De nombreuses raisons peuvent expliquer le fait qu’elle n’a pas été appliquée. Pour commencer, le gouvernement afghan manque énormément de moyens et de compétences en ce qui concerne les personnes déplacées. Le ministère des Réfugiés et du Rapatriement, qui est chargé de coordonner la mise en œuvre de cette politique, manque gravement de moyens et fait l’objet d’accusations de corruption depuis des années.

Parallèlement à cela, la communauté internationale n’est pas intervenue autant qu’elle aurait pu le faire quand le gouvernement afghan n’était pas en mesure de remplir sa tâche. Du fait des autres crises qui canalisent l’attention internationale et les fonds des donateurs, l’aide pour l’Afghanistan s’amenuise. L’ONU a appelé à la collecte de 393 millions de dollars pour l’aide humanitaire destinée à l’Afghanistan en 2016, ce chiffre étant le plus faible enregistré depuis des années alors que la situation humanitaire est particulièrement grave. En mai, moins d’un quart de cette somme avait été obtenue.

Recommandations
Amnesty International demande aux autorités afghanes et à la communauté internationale de prendre immédiatement les mesures nécessaires pour répondre aux besoins les plus urgents des personnes déplacées. De plus, le gouvernement afghan doit de façon prioritaire mettre en œuvre la politique sur les personnes déplacées, et veiller à ce que les ressources nécessaires soient mobilisées à tous les niveaux du gouvernement pour que ce programme soit réellement traduit dans les faits.

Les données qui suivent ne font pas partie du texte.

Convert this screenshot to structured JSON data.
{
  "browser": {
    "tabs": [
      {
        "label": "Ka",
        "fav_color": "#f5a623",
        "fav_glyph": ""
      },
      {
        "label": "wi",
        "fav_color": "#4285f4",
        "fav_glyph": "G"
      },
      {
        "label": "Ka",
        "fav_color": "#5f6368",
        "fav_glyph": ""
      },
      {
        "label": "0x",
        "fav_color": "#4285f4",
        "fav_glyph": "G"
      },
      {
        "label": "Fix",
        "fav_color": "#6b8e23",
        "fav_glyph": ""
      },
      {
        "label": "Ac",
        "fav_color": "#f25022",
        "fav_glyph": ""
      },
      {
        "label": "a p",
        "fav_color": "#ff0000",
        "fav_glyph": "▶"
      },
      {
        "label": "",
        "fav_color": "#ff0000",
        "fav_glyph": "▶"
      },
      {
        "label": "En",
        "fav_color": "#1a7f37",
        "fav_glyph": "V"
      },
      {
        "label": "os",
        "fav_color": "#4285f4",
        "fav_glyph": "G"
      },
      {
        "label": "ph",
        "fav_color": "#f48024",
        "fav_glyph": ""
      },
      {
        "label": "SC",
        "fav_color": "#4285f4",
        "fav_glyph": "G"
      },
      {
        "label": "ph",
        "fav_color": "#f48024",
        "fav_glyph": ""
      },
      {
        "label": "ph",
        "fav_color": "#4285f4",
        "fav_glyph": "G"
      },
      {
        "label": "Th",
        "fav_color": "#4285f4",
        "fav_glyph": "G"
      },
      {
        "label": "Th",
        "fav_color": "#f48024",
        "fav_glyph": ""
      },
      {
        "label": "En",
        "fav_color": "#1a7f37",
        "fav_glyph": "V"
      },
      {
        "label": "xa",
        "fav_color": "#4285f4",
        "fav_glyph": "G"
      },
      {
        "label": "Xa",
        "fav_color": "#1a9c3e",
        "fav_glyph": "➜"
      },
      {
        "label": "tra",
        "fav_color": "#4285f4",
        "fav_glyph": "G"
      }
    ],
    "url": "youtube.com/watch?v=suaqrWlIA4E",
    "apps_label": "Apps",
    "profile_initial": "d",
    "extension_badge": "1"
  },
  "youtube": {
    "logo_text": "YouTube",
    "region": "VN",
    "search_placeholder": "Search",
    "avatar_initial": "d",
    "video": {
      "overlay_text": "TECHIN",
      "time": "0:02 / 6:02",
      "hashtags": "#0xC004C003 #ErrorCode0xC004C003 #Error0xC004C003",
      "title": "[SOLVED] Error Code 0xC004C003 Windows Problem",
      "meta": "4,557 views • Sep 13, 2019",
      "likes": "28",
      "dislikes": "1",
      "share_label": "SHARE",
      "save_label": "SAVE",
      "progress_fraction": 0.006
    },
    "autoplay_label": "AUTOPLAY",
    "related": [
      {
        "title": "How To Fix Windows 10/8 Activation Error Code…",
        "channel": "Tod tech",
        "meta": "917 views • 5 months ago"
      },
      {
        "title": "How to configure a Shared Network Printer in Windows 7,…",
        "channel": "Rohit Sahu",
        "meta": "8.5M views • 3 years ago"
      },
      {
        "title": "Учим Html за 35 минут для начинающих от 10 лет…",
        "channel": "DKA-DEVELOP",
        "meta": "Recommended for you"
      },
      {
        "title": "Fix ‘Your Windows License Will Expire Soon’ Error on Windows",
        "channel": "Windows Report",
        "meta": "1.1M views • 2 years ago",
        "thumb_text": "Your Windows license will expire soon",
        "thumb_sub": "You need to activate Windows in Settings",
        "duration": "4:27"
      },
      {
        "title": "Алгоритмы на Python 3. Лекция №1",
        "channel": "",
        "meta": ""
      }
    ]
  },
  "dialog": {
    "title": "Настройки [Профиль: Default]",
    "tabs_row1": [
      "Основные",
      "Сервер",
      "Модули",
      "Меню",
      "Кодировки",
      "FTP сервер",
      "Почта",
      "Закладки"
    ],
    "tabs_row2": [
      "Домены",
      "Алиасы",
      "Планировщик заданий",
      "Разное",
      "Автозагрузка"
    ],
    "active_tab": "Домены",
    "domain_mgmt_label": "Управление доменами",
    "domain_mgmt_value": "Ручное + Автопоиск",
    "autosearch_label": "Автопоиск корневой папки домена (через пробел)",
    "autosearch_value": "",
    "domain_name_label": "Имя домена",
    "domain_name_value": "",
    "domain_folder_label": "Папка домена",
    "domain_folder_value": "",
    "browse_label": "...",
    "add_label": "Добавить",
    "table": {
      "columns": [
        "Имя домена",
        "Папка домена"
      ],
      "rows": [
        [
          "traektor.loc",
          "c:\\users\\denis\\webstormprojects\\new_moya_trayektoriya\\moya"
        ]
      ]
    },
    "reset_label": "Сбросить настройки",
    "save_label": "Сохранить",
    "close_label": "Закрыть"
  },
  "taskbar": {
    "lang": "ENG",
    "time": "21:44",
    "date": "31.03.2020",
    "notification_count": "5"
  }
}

Les acteurs internationaux clés présents en Afghanistan doivent également faire davantage pour que les droits fondamentaux des personnes déplacées soient respectés, et accorder plus d’attention, de ressources et de compétences à la mise en œuvre de cette politique.

« Toutes les parties qui sont intervenues en Afghanistan au cours des 15 dernières années ont la responsabilité de se réunir pour veiller à ce que les personnes que la communauté internationale s’est engagée à aider ne soient pas abandonnées et livrées à un sort encore plus tragique, a déclaré Champa Patel.

«  L’Afghanistan et le reste du monde doivent maintenant prendre les mesures nécessaires pour mettre fin à la crise des personnes déplacées dans le pays, avant qu’il ne soit trop tard. »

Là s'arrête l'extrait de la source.